Posted on by NPR Junky.
Categories: Fun.

That’s right, friends, my Ipod has returned from the dead.  Remember this?  After my friend John Paul had to wipe it to test it’s battery (which I will never quite understand what that was all about, really) Jason and I finally got around to putting all my (read: his) music back on it.
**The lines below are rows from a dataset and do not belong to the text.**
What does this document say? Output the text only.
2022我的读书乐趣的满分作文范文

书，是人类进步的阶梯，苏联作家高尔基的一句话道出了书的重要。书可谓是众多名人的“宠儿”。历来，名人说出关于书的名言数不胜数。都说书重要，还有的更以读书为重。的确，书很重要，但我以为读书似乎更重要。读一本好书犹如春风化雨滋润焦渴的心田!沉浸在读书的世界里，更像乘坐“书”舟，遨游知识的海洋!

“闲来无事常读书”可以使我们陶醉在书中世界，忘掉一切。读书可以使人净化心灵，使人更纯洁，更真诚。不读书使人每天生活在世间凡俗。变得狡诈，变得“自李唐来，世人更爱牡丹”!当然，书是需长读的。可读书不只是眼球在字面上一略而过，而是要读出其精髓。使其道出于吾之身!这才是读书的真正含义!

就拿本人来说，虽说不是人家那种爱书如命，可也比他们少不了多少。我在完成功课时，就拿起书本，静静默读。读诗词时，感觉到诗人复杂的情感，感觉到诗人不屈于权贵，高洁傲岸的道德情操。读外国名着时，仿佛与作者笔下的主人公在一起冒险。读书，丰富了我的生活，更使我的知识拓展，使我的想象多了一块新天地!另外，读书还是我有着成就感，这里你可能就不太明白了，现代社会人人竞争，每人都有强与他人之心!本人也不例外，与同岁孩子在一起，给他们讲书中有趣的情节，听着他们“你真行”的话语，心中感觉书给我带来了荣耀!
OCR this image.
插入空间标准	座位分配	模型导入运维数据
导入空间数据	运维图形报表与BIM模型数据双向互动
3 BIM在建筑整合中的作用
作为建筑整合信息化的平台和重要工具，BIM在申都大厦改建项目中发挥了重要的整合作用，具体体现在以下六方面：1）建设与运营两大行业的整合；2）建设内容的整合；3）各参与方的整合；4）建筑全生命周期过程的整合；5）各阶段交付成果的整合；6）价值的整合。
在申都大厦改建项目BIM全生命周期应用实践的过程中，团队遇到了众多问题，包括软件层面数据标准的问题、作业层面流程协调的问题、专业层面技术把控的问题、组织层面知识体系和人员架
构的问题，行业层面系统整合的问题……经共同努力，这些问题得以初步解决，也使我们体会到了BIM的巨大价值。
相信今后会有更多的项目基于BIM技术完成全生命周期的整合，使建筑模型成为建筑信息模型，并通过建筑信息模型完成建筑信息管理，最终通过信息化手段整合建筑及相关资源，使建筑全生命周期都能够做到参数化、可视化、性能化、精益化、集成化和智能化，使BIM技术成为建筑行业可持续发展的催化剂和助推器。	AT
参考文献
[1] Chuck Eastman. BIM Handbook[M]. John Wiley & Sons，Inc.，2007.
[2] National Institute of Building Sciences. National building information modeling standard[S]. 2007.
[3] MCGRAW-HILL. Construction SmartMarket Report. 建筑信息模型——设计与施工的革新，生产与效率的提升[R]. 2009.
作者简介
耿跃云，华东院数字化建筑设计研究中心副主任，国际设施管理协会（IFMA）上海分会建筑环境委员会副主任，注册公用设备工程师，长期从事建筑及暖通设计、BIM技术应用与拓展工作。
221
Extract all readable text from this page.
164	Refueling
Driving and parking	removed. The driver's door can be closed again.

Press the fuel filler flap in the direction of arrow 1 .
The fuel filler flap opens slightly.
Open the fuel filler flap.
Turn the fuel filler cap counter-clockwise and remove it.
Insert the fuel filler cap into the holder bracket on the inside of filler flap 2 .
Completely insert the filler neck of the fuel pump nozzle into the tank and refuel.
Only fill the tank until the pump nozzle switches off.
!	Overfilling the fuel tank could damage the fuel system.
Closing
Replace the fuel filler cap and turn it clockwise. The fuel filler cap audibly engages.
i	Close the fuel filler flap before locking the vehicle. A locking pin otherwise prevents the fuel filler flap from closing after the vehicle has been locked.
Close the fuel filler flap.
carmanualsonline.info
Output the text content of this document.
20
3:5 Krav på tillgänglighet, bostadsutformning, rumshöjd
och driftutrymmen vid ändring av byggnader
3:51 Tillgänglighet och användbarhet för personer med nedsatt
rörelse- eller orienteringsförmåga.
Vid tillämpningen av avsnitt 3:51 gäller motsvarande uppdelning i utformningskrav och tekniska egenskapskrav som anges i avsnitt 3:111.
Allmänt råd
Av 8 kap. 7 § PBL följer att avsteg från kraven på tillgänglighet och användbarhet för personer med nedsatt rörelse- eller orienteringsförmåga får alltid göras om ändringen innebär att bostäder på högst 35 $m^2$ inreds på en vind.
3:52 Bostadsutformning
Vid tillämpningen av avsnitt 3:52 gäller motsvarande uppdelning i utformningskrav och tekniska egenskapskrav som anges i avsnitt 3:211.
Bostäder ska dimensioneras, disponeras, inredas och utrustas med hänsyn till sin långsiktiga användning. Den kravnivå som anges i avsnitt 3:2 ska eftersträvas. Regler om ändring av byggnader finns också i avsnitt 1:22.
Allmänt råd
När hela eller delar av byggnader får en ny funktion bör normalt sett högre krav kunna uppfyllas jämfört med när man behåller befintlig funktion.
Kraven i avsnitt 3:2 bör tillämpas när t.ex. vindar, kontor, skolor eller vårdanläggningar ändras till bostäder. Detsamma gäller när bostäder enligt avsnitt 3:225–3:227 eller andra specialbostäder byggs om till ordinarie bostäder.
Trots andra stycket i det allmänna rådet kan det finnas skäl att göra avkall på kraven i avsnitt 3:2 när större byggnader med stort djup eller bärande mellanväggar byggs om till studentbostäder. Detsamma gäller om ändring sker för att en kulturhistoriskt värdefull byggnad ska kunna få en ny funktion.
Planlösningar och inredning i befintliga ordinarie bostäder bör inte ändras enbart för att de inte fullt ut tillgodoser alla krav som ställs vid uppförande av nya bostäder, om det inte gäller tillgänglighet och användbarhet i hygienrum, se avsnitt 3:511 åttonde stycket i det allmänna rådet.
So, it kept me company in the Cincinnati/Greater Kentucky airport today while I finished up a ton of outstanding reports.

Yay for my Ipod!

Go. Now.

Posted on September 25, 2006 by NPR Junky.
Categories: Fun.

Go here and read this.  Really. 

This post reminded me of a day when I was still teaching in Newark.  There was a boy in my class, Ben, who at 3 had probably the roughest life of anyone I have ever met.  He was the sweetest kid I’ve ever had the pleasure of teaching.  I had the 3-6 shift at the nursery, and as per custom, I’d leave progress notes in one of the marble bound composition notebooks we had.  One afternoon, I happened to notice Ben had a particularly good afternoon, and left Jackson, the head teacher, a note about it.  The next afternoon, Jackson and Ben’s aunt pulled me aside to let me know how much the note meant to both of them.  Apparently no one had ever said anything good about Ben’s behavior (he was my favorite kid) enough to write it down.  Jackson took the note and photocopied it for Ben’s aunt, who put it up on their fridge.  I ended up having Ben at age 6 for summer camp, and he was still the same great kid, full of energy and funny as all get out.  He was still living with his aunt, who let me know that note was still on her fridge.

Posh Spice!

Posted on by NPR Junky.
Categories: Fun.

Last night, after suffering through what might be the most annoying plane ride in my entire life (think 3 16 year old adolecent boys who haven’t yet discovered girls and think they’re the reincarnation of Johnny Knoxville just not as hot) I got my rental in Cincinnati and headed to my hotel.  I knew when booking it that the Hilton Netherland Plaza was a nice place, but I was just getting a regular room.  So, after tooling around for a while in the not so nice area of Cincinnati, I end up back on the highway getting off on the right exit for 5th street.  The directions on this particular Hilton’s website were, shall we say, not the best.  Ok, guys, when there are two exits for the same street, let the good people from out of town know which one to pick, all right?  Thanks.  I finally get to the hotel, park, and walk in to register.  I tell my check in girl that the directions on the website were less than stellar, and I’m not sure if it was my complaint, or the fact that I stay in Hilton’s more than I stay in my own goddamn house, but she upgraded me to a junior suite.  I thought to myself, ok, not bad.  Then I actually SAW my room.  Holy crap, batman!  I walk in, pass my bathroom, into my living room.  Then, I make my way into my bedroom and my MASTER bathroom.  Wow!  This is possibly one of the nicest hotels I’ve ever stayed in, not considering the Venetian and the place I stayed in Boca.  I’ve become kind of jaded when it comes to staying places, but I guess I wasn’t expecting anything this nice.